I read the fags in Greenwich Village was forming up an army to fight
It suddenly hit me: if straight can bash queers, queers can bash straights.
I was still pissed about that guy trying to shoot me at Battery Park.
I told Mickey what I was thinking and he said. “Let’s do it!”
We each strapped wide spiked belts around our waists.
Then we drove out to a tore up old convent and loaded the trunk of Mickey’s Impala with bricks.
That night we did a slow cruise around the Battery.
We watched a couple of known fag bashers enter the park.
Mickey swished by himself into the darkest part of Battery Park and when they followed him I snuck up and BAM! They got it with bricks!
We did that every day for a week and that Summer the Battery was safe for faggots!
Eclair Acuda Bandersnatch
There was only one gay bar in Charleston.
It was lost in a back ally behind the Old Slave Market.
At the Stardust gay folks got married.
An alcoholic ex-priest named Mother Rachel presided.

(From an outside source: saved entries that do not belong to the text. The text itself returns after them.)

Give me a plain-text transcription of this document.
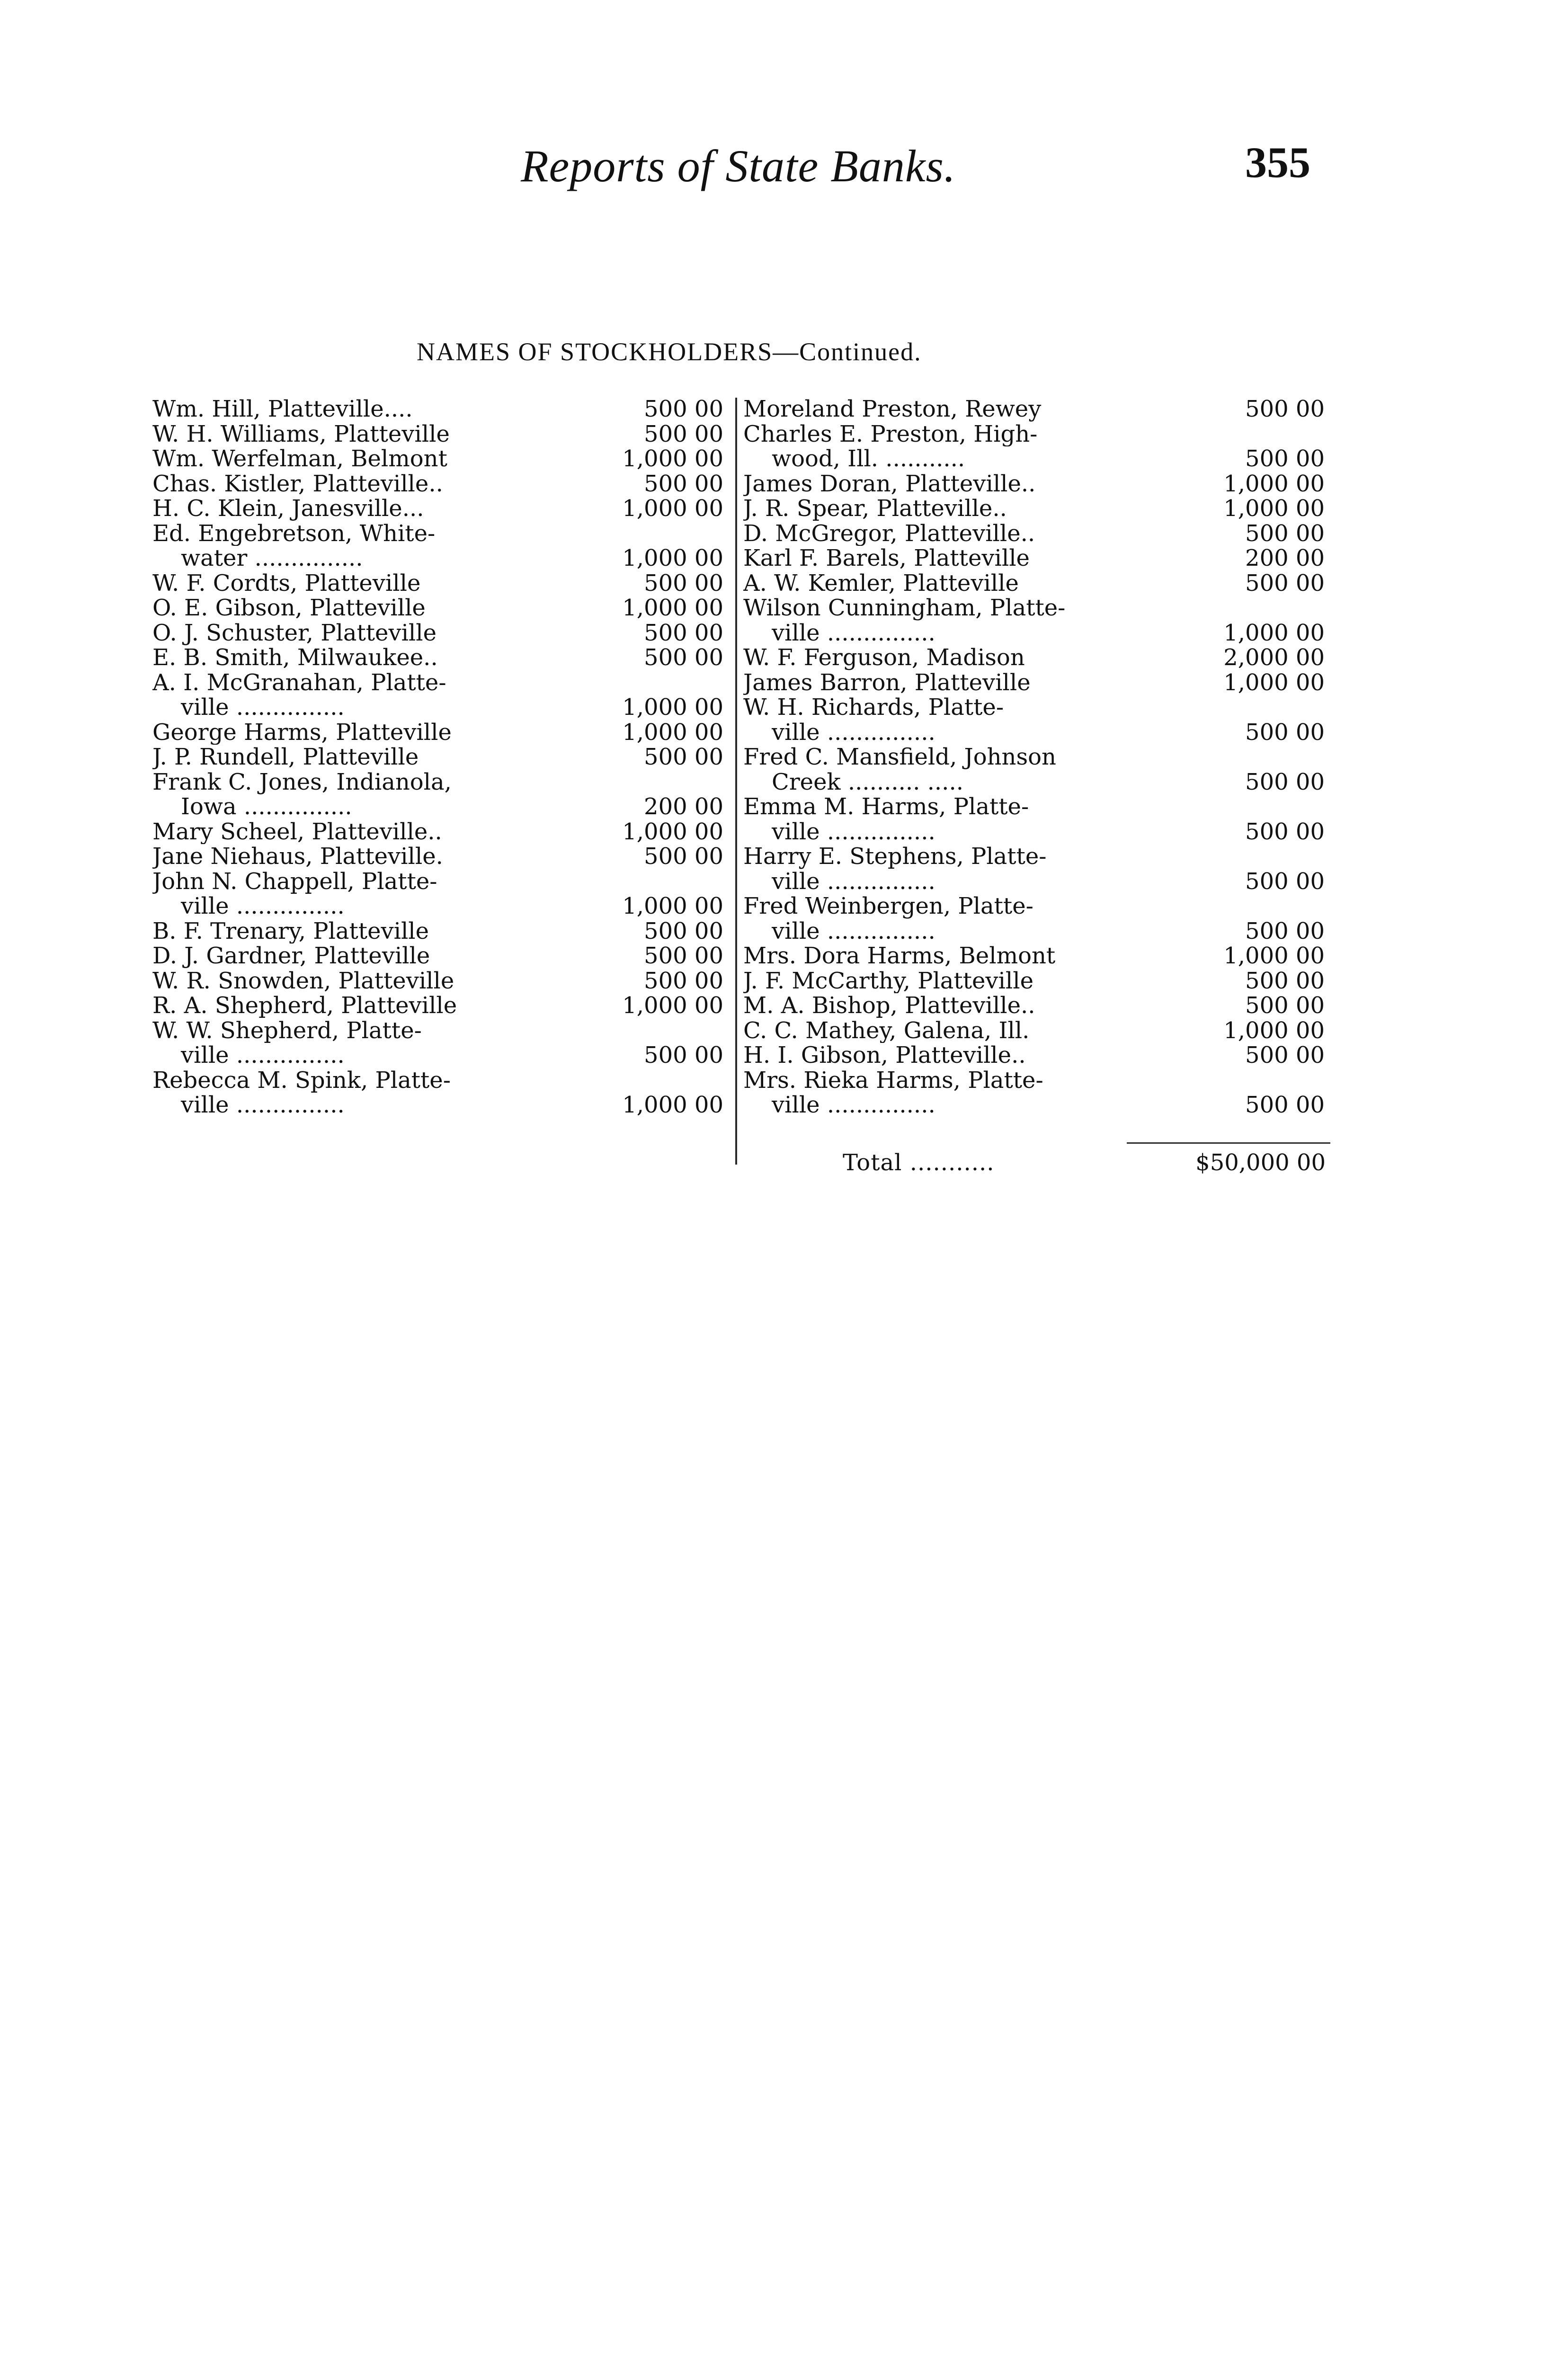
Reports of State Banks.	355
NAMES OF STOCKHOLDERS—Continued.
Wm. Hill, Platteville....	500 00
W. H. Williams, Platteville	500 00
Wm. Werfelman, Belmont	1,000 00
Chas. Kistler, Platteville..	500 00
H. C. Klein, Janesville...	1,000 00
Ed. Engebretson, White-
water ...............	1,000 00
W. F. Cordts, Platteville	500 00
O. E. Gibson, Platteville	1,000 00
O. J. Schuster, Platteville	500 00
E. B. Smith, Milwaukee..	500 00
A. I. McGranahan, Platte-
ville ...............	1,000 00
George Harms, Platteville	1,000 00
J. P. Rundell, Platteville	500 00
Frank C. Jones, Indianola,
Iowa ...............	200 00
Mary Scheel, Platteville..	1,000 00
Jane Niehaus, Platteville.	500 00
John N. Chappell, Platte-
ville ...............	1,000 00
B. F. Trenary, Platteville	500 00
D. J. Gardner, Platteville	500 00
W. R. Snowden, Platteville	500 00
R. A. Shepherd, Platteville	1,000 00
W. W. Shepherd, Platte-
ville ...............	500 00
Rebecca M. Spink, Platte-
ville ...............	1,000 00
Moreland Preston, Rewey	500 00
Charles E. Preston, High-
wood, Ill. ...........	500 00
James Doran, Platteville..	1,000 00
J. R. Spear, Platteville..	1,000 00
D. McGregor, Platteville..	500 00
Karl F. Barels, Platteville	200 00
A. W. Kemler, Platteville	500 00
Wilson Cunningham, Platte-
ville ...............	1,000 00
W. F. Ferguson, Madison	2,000 00
James Barron, Platteville	1,000 00
W. H. Richards, Platte-
ville ...............	500 00
Fred C. Mansfield, Johnson
Creek .......... .....	500 00
Emma M. Harms, Platte-
ville ...............	500 00
Harry E. Stephens, Platte-
ville ...............	500 00
Fred Weinbergen, Platte-
ville ...............	500 00
Mrs. Dora Harms, Belmont	1,000 00
J. F. McCarthy, Platteville	500 00
M. A. Bishop, Platteville..	500 00
C. C. Mathey, Galena, Ill.	1,000 00
H. I. Gibson, Platteville..	500 00
Mrs. Rieka Harms, Platte-
ville ...............	500 00
Total ...........	$50,000 00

One guy wore a gown and the other wore a tux.
At the Stardust the Queen of Hearts Drag Pageant was a major event.
Drag Queens shopped for weeks and scandalized every dress shop on King Street.
On the big night the butch dykes wore three-piece suits and their wives wore gowns.
Mother Superior was always the emcee and he’d open every show with a report on where the vice cops were lurking that night:
“The Greyhound bus station is just hoppin’ with Vice! So ya’all be careful–OK?”
There was this one drag queen that always lip synced “ My Life.”
At the end of the song he would defiantly sing in his real voice: “This is myiiiiiiiiii life!
Then he’d rip off his wig and fling it into the audience.
At the end Mother Rachel had everyone in the bar joined hands and sang, “ There’s a Place for us.”